In a bid to strengthen foreign currency reserves, Bangladesh Bank has empowered local banks to offer expanded financial services through their Offshore Banking Units (OBUs).
The move aims to attract more non-resident deposits and facilitate smoother international transactions.
Under the new guidelines issued Wednesday, OBUs can now provide comprehensive trade services including advising on international trade deals, processing documentary collections, and handling settlement operations for their non-resident clients.
The central bank expects this enhanced scope to help banks generate additional foreign exchange earnings through service fees.
To streamline cross-border money transfers, OBUs have been authorized to receive inward remittances through multiple channels – including licensed money transfer operators, digital payment platforms, and international card networks.

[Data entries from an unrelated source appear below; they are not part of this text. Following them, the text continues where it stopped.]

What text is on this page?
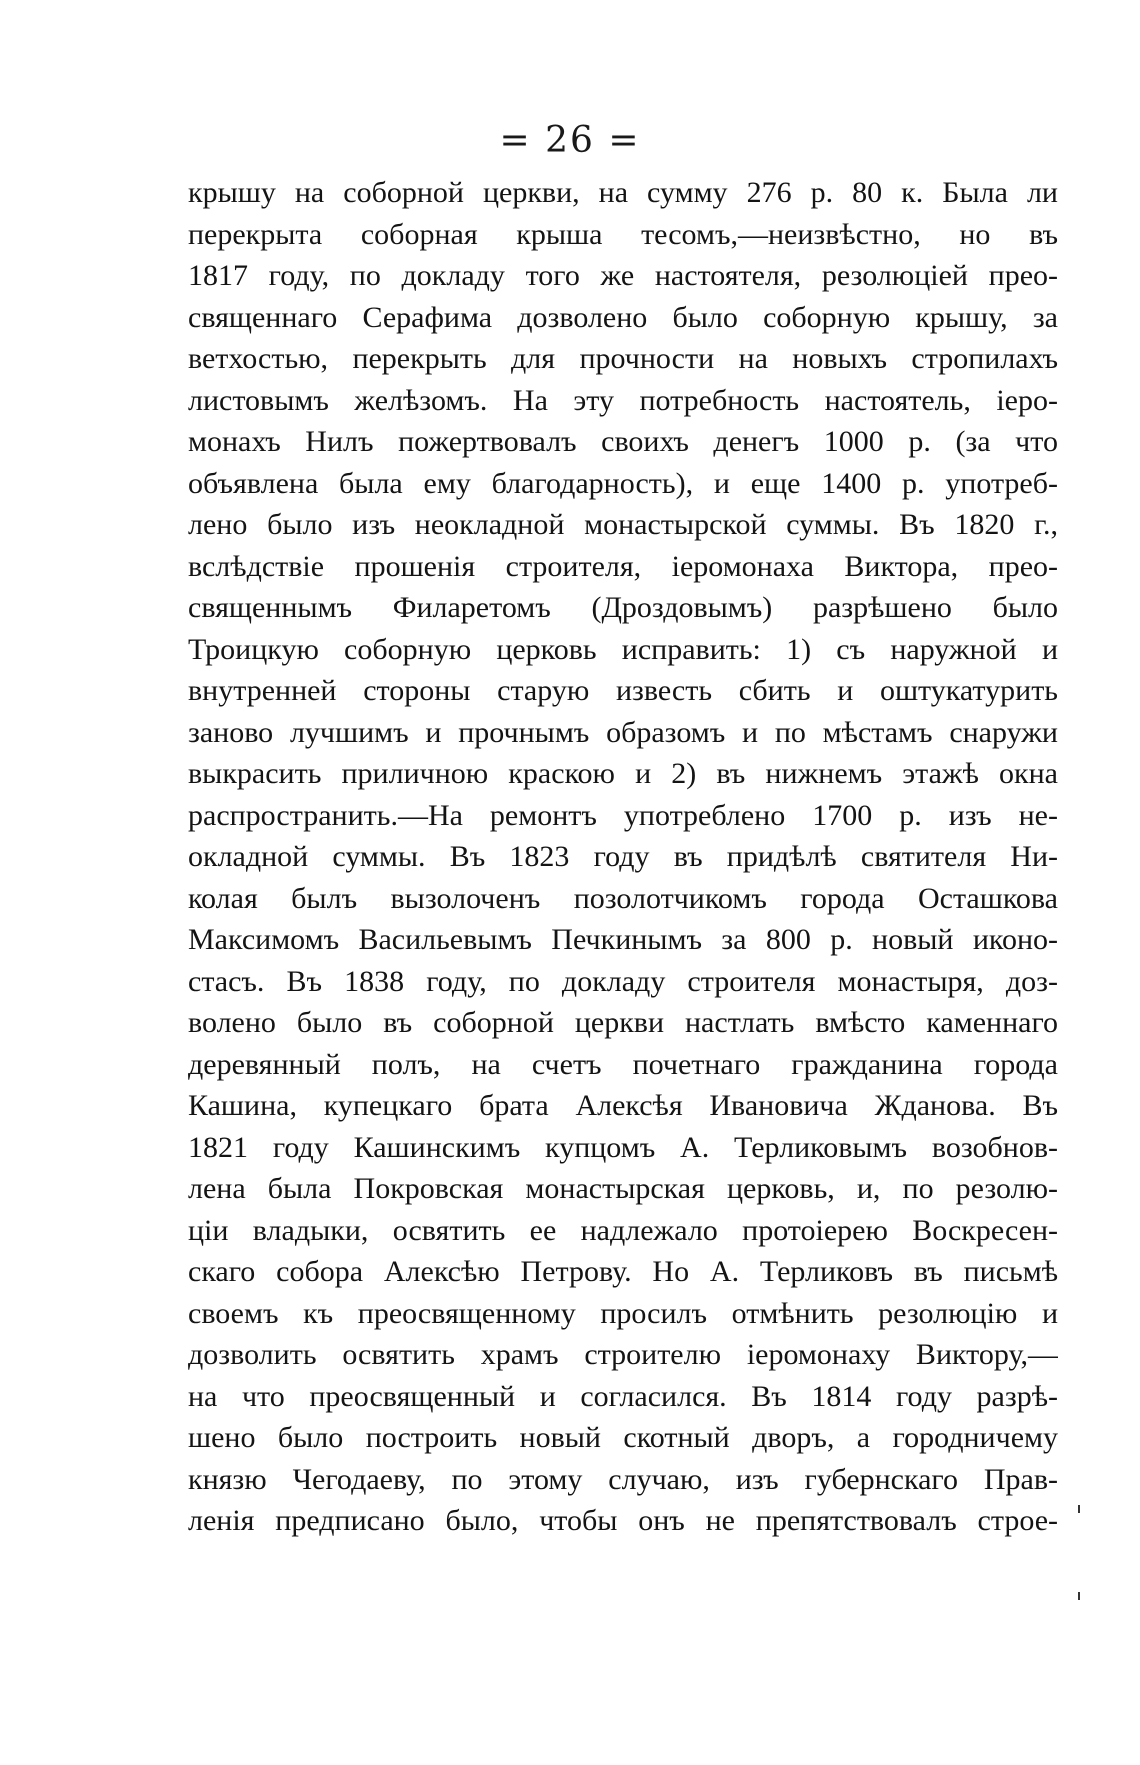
= 26 =
крышу на соборной церкви, на сумму 276 р. 80 к. Была ли
перекрыта соборная крыша тесомъ,—неизвѣстно, но въ
1817 году, по докладу того же настоятеля, резолюціей прео-
священнаго Серафима дозволено было соборную крышу, за
ветхостью, перекрыть для прочности на новыхъ стропилахъ
листовымъ желѣзомъ. На эту потребность настоятель, іеро-
монахъ Нилъ пожертвовалъ своихъ денегъ 1000 р. (за что
объявлена была ему благодарность), и еще 1400 р. употреб-
лено было изъ неокладной монастырской суммы. Въ 1820 г.,
вслѣдствіе прошенія строителя, іеромонаха Виктора, прео-
священнымъ Филаретомъ (Дроздовымъ) разрѣшено было
Троицкую соборную церковь исправить: 1) съ наружной и
внутренней стороны старую известь сбить и оштукатурить
заново лучшимъ и прочнымъ образомъ и по мѣстамъ снаружи
выкрасить приличною краскою и 2) въ нижнемъ этажѣ окна
распространить.—На ремонтъ употреблено 1700 р. изъ не-
окладной суммы. Въ 1823 году въ придѣлѣ святителя Ни-
колая былъ вызолоченъ позолотчикомъ города Осташкова
Максимомъ Васильевымъ Печкинымъ за 800 р. новый иконо-
стасъ. Въ 1838 году, по докладу строителя монастыря, доз-
волено было въ соборной церкви настлать вмѣсто каменнаго
деревянный полъ, на счетъ почетнаго гражданина города
Кашина, купецкаго брата Алексѣя Ивановича Жданова. Въ
1821 году Кашинскимъ купцомъ А. Терликовымъ возобнов-
лена была Покровская монастырская церковь, и, по резолю-
ціи владыки, освятить ее надлежало протоіерею Воскресен-
скаго собора Алексѣю Петрову. Но А. Терликовъ въ письмѣ
своемъ къ преосвященному просилъ отмѣнить резолюцію и
дозволить освятить храмъ строителю іеромонаху Виктору,—
на что преосвященный и согласился. Въ 1814 году разрѣ-
шено было построить новый скотный дворъ, а городничему
князю Чегодаеву, по этому случаю, изъ губернскаго Прав-
ленія предписано было, чтобы онъ не препятствовалъ строе-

The circular specifically allows OBUs to establish direct foreign currency arrangements with global payment service providers.
The regulatory update comes with strict compliance requirements. Banks must verify the legitimacy of all OBU transactions and are barred from extending credit facilities to non-resident account holders.
All incoming funds must be settled through Bangladesh Bank’s real-time gross settlement system to ensure proper tracking and liquidity management.
Financial analysts suggest the reforms could particularly benefit expatriate Bangladeshis and foreign businesses engaged in trade with Bangladesh.
By offering more sophisticated banking services through formal channels, authorities hope to reduce reliance on informal money transfer systems.
Commercial banks are now preparing to implement the expanded OBU services, with Bangladesh Bank set to monitor compliance.